La figure du Poverello d’Assise lui devint encore plus familière quelques années plus tard, alors qu’il se trouvait à Paris, où il s’était rendu pour ses études. Il avait obtenu le diplôme de Maître d’art, que nous pourrions comparer à celui d’un prestigieux lycée de notre époque. A ce moment, comme tant de jeunes du passé et également d’aujourd’hui, Jean se posa une question cruciale : « Que dois-je faire de ma vie ? ». Fasciné par le témoignage de ferveur et de radicalité évangélique des frères mineurs, qui étaient arrivés à Paris en 1219, Jean frappa aux portes du couvent franciscain de la ville et demanda à être accueilli dans la grande famille des disciples de saint François. De nombreuses années plus tard, il expliqua les raisons de son choix : chez saint François et dans le mouvement auquel il avait donné naissance, il reconnaissait l’action du Christ. Il écrivait ceci dans une lettre adressée à un autre frère : « Je confesse devant Dieu que la raison qui m’a fait aimer le plus la vie du bienheureux François est qu’elle ressemble aux débuts et à la croissance de l’Église. L’Église commença avec de simples pêcheurs, et s’enrichit par la suite de docteurs très illustres et sages ; la religion du bienheureux François n’a pas été établie par la prudence des hommes mais par le Christ » [77].

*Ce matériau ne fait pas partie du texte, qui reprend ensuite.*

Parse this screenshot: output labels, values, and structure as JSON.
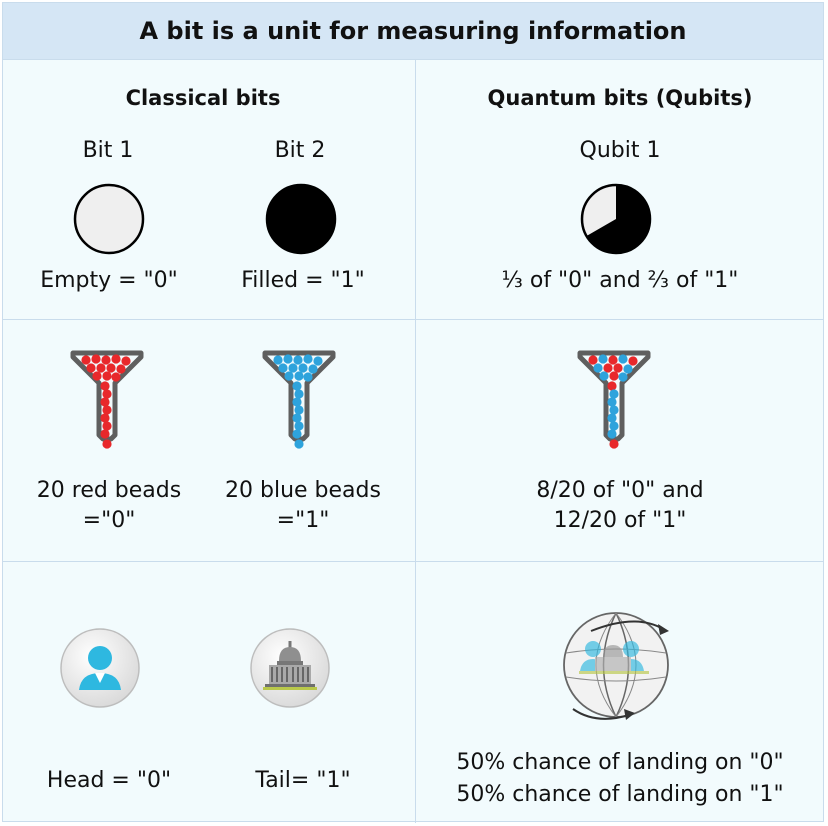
{
  "title": "A bit is a unit for measuring information",
  "classical": {
    "header": "Classical bits",
    "bit1_label": "Bit 1",
    "bit2_label": "Bit 2",
    "bit1_desc": "Empty = \"0\"",
    "bit2_desc": "Filled = \"1\"",
    "funnel_red_line1": "20 red beads",
    "funnel_red_line2": "=\"0\"",
    "funnel_blue_line1": "20 blue beads",
    "funnel_blue_line2": "=\"1\"",
    "coin_head": "Head = \"0\"",
    "coin_tail": "Tail= \"1\""
  },
  "quantum": {
    "header": "Quantum bits (Qubits)",
    "qubit_label": "Qubit 1",
    "qubit_desc": "⅓ of \"0\" and ⅔ of \"1\"",
    "funnel_line1": "8/20 of \"0\" and",
    "funnel_line2": "12/20 of \"1\"",
    "coin_line1": "50% chance of landing on \"0\"",
    "coin_line2": "50% chance of landing on \"1\""
  },
  "qubit_filled_fraction": 0.6667,
  "funnels": {
    "red_beads": 20,
    "blue_beads": 20,
    "mixed_red": 8,
    "mixed_blue": 12
  },
  "colors": {
    "header_bg": "#d5e6f5",
    "cell_bg": "#f2fbfd",
    "grid": "#c9dcec",
    "red_bead": "#e8282b",
    "blue_bead": "#2ea3dc",
    "funnel": "#5f5f5f",
    "filled": "#000000",
    "empty": "#efefef"
  }
}
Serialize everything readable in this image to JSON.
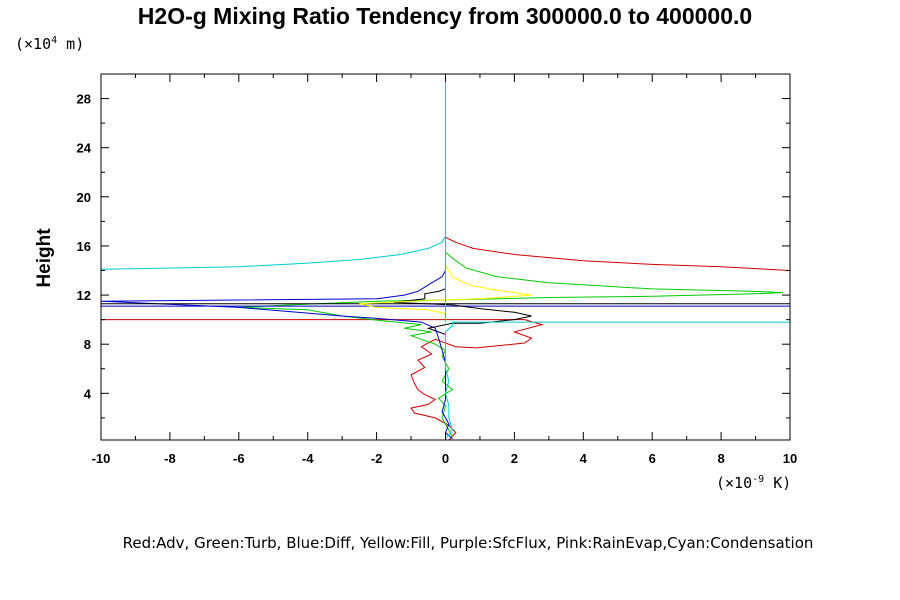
{
  "chart_data": {
    "type": "line",
    "title": "H2O-g Mixing Ratio Tendency from 300000.0 to 400000.0",
    "xlabel": "",
    "ylabel": "Height",
    "x_unit_prefix": "(×10",
    "x_unit_exp": "-9",
    "x_unit_suffix": " K)",
    "y_unit_prefix": "(×10",
    "y_unit_exp": "4",
    "y_unit_suffix": " m)",
    "xlim": [
      -10,
      10
    ],
    "ylim": [
      0.2,
      30
    ],
    "x_ticks": [
      -10,
      -8,
      -6,
      -4,
      -2,
      0,
      2,
      4,
      6,
      8,
      10
    ],
    "y_ticks": [
      4,
      8,
      12,
      16,
      20,
      24,
      28
    ],
    "grid": false,
    "legend_text": "Red:Adv, Green:Turb, Blue:Diff, Yellow:Fill, Purple:SfcFlux, Pink:RainEvap,Cyan:Condensation",
    "series": [
      {
        "color": "#cc0000",
        "points": [
          [
            0.1,
            0.2
          ],
          [
            0.3,
            0.8
          ],
          [
            0.1,
            1.4
          ],
          [
            -0.3,
            2.0
          ],
          [
            -0.9,
            2.4
          ],
          [
            -1.0,
            2.8
          ],
          [
            -0.5,
            3.1
          ],
          [
            -0.3,
            3.5
          ],
          [
            -0.6,
            3.9
          ],
          [
            -0.8,
            4.3
          ],
          [
            -0.9,
            4.8
          ],
          [
            -1.0,
            5.5
          ],
          [
            -0.6,
            6.1
          ],
          [
            -0.8,
            6.7
          ],
          [
            -0.4,
            7.2
          ],
          [
            -0.7,
            7.8
          ],
          [
            -0.3,
            8.4
          ],
          [
            0.3,
            7.8
          ],
          [
            0.9,
            7.7
          ],
          [
            2.3,
            8.1
          ],
          [
            2.5,
            8.5
          ],
          [
            2.0,
            9.0
          ],
          [
            2.8,
            9.6
          ],
          [
            2.3,
            10.0
          ],
          [
            -10.0,
            10.0
          ]
        ]
      },
      {
        "color": "#cc0000",
        "points": [
          [
            0.0,
            16.7
          ],
          [
            0.3,
            16.3
          ],
          [
            0.8,
            15.8
          ],
          [
            2.0,
            15.3
          ],
          [
            4.0,
            14.8
          ],
          [
            6.0,
            14.5
          ],
          [
            8.0,
            14.3
          ],
          [
            10.0,
            14.0
          ]
        ]
      },
      {
        "color": "#00cc00",
        "points": [
          [
            0.2,
            0.4
          ],
          [
            0.1,
            1.0
          ],
          [
            -0.1,
            2.0
          ],
          [
            0.0,
            3.0
          ],
          [
            -0.2,
            3.6
          ],
          [
            0.2,
            4.3
          ],
          [
            -0.1,
            5.0
          ],
          [
            0.1,
            6.0
          ],
          [
            -0.1,
            7.0
          ],
          [
            0.0,
            7.5
          ],
          [
            -0.3,
            8.0
          ],
          [
            -0.7,
            8.4
          ],
          [
            -1.0,
            8.7
          ],
          [
            -0.4,
            9.0
          ],
          [
            -1.2,
            9.3
          ],
          [
            -0.7,
            9.6
          ],
          [
            -1.8,
            9.9
          ],
          [
            -3.0,
            10.3
          ],
          [
            -4.0,
            10.8
          ],
          [
            -6.0,
            11.0
          ],
          [
            -4.5,
            11.2
          ],
          [
            -2.0,
            11.5
          ],
          [
            0.0,
            11.6
          ],
          [
            3.0,
            11.8
          ],
          [
            6.0,
            11.9
          ],
          [
            9.0,
            12.1
          ],
          [
            9.8,
            12.2
          ],
          [
            9.0,
            12.3
          ],
          [
            6.0,
            12.5
          ],
          [
            3.0,
            13.0
          ],
          [
            1.5,
            13.5
          ],
          [
            0.6,
            14.2
          ],
          [
            0.2,
            15.0
          ],
          [
            0.0,
            15.5
          ]
        ]
      },
      {
        "color": "#0000cc",
        "points": [
          [
            0.2,
            0.3
          ],
          [
            0.0,
            0.8
          ],
          [
            0.1,
            1.5
          ],
          [
            -0.1,
            2.5
          ],
          [
            0.0,
            3.5
          ],
          [
            0.0,
            4.5
          ],
          [
            0.0,
            5.5
          ],
          [
            0.0,
            6.5
          ],
          [
            -0.1,
            7.5
          ],
          [
            -0.2,
            8.5
          ],
          [
            -0.3,
            9.3
          ],
          [
            -0.7,
            9.8
          ],
          [
            -2.0,
            10.1
          ],
          [
            -3.0,
            10.3
          ],
          [
            -6.0,
            11.0
          ],
          [
            -10.0,
            11.5
          ],
          [
            -6.0,
            11.6
          ],
          [
            -2.0,
            11.7
          ],
          [
            -1.2,
            12.0
          ],
          [
            -0.8,
            12.3
          ],
          [
            -0.4,
            13.0
          ],
          [
            -0.1,
            13.5
          ],
          [
            0.0,
            14.0
          ]
        ]
      },
      {
        "color": "#0000cc",
        "points": [
          [
            -10.0,
            11.1
          ],
          [
            10.0,
            11.1
          ]
        ]
      },
      {
        "color": "#000000",
        "points": [
          [
            -10.0,
            11.3
          ],
          [
            10.0,
            11.3
          ]
        ]
      },
      {
        "color": "#000000",
        "points": [
          [
            0.0,
            8.0
          ],
          [
            0.0,
            8.8
          ],
          [
            -0.5,
            9.3
          ],
          [
            0.2,
            9.7
          ],
          [
            1.0,
            9.7
          ],
          [
            2.0,
            10.0
          ],
          [
            2.5,
            10.3
          ],
          [
            2.0,
            10.6
          ],
          [
            1.0,
            10.9
          ],
          [
            0.2,
            11.2
          ],
          [
            -1.5,
            11.4
          ],
          [
            -0.6,
            11.7
          ],
          [
            -0.6,
            12.1
          ],
          [
            -0.2,
            12.3
          ],
          [
            0.0,
            12.5
          ]
        ]
      },
      {
        "color": "#ffff00",
        "points": [
          [
            0.0,
            15.6
          ],
          [
            0.0,
            14.5
          ],
          [
            0.2,
            13.5
          ],
          [
            0.7,
            12.8
          ],
          [
            1.5,
            12.4
          ],
          [
            2.5,
            12.0
          ],
          [
            1.0,
            11.7
          ],
          [
            -1.0,
            11.5
          ],
          [
            -2.5,
            11.3
          ],
          [
            -2.0,
            11.0
          ],
          [
            -0.5,
            10.8
          ],
          [
            0.0,
            10.5
          ]
        ]
      },
      {
        "color": "#00cccc",
        "points": [
          [
            0.0,
            0.3
          ],
          [
            0.2,
            1.0
          ],
          [
            0.1,
            2.0
          ],
          [
            0.1,
            3.0
          ],
          [
            0.0,
            4.0
          ],
          [
            0.1,
            5.0
          ],
          [
            0.0,
            6.0
          ],
          [
            0.0,
            7.0
          ],
          [
            0.0,
            8.0
          ],
          [
            0.0,
            9.0
          ],
          [
            0.2,
            9.5
          ],
          [
            0.2,
            9.8
          ],
          [
            10.0,
            9.8
          ]
        ]
      },
      {
        "color": "#00cccc",
        "points": [
          [
            0.0,
            9.8
          ],
          [
            0.0,
            16.7
          ]
        ]
      },
      {
        "color": "#00cccc",
        "points": [
          [
            -10.0,
            14.1
          ],
          [
            -6.0,
            14.3
          ],
          [
            -4.0,
            14.6
          ],
          [
            -2.5,
            14.9
          ],
          [
            -1.3,
            15.3
          ],
          [
            -0.5,
            15.8
          ],
          [
            -0.1,
            16.3
          ],
          [
            0.0,
            16.8
          ],
          [
            0.0,
            30.0
          ]
        ]
      }
    ]
  }
}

C’est pourquoi, autour de l’an 1243, Jean revêtit l’habit franciscain et prit le nom de Bonaventure. Il fut immédiatement dirigé vers les études, et fréquenta la Faculté de théologie de l’université de Paris, suivant un ensemble de cours de très haut niveau. Il obtint les divers titres requis pour la carrière académique, ceux de « bachelier biblique » et de « bachelier sentencier ». Ainsi, Bonaventure étudia-t-il en profondeur l’Écriture Sainte, les Sentences de Pierre Lombard, le manuel de théologie de l’époque, ainsi que les plus importants auteurs de théologie, et, au contact des maîtres et des étudiants qui affluaient à Paris de toute l’Europe, il mûrit sa propre réflexion personnelle et une sensibilité spirituelle de grande valeur qu’au cours des années suivantes, il sut transcrire dans ses œuvres et dans ses sermons, devenant ainsi l’un des théologiens les plus importants de l’histoire de l’Église. Il est significatif de rappeler le titre de la thèse qu’il défendit pour être habilité à l’enseignement de la théologie, la licentia ubique docendi, comme l’on disait alors. Sa dissertation avait pour titre Questions sur la connaissance du Christ. Cet argument montre le rôle central que le Christ joua toujours dans la vie et dans l’enseignement de Bonaventure. Nous pouvons dire sans aucun doute que toute sa pensée fut profondément christocentrique.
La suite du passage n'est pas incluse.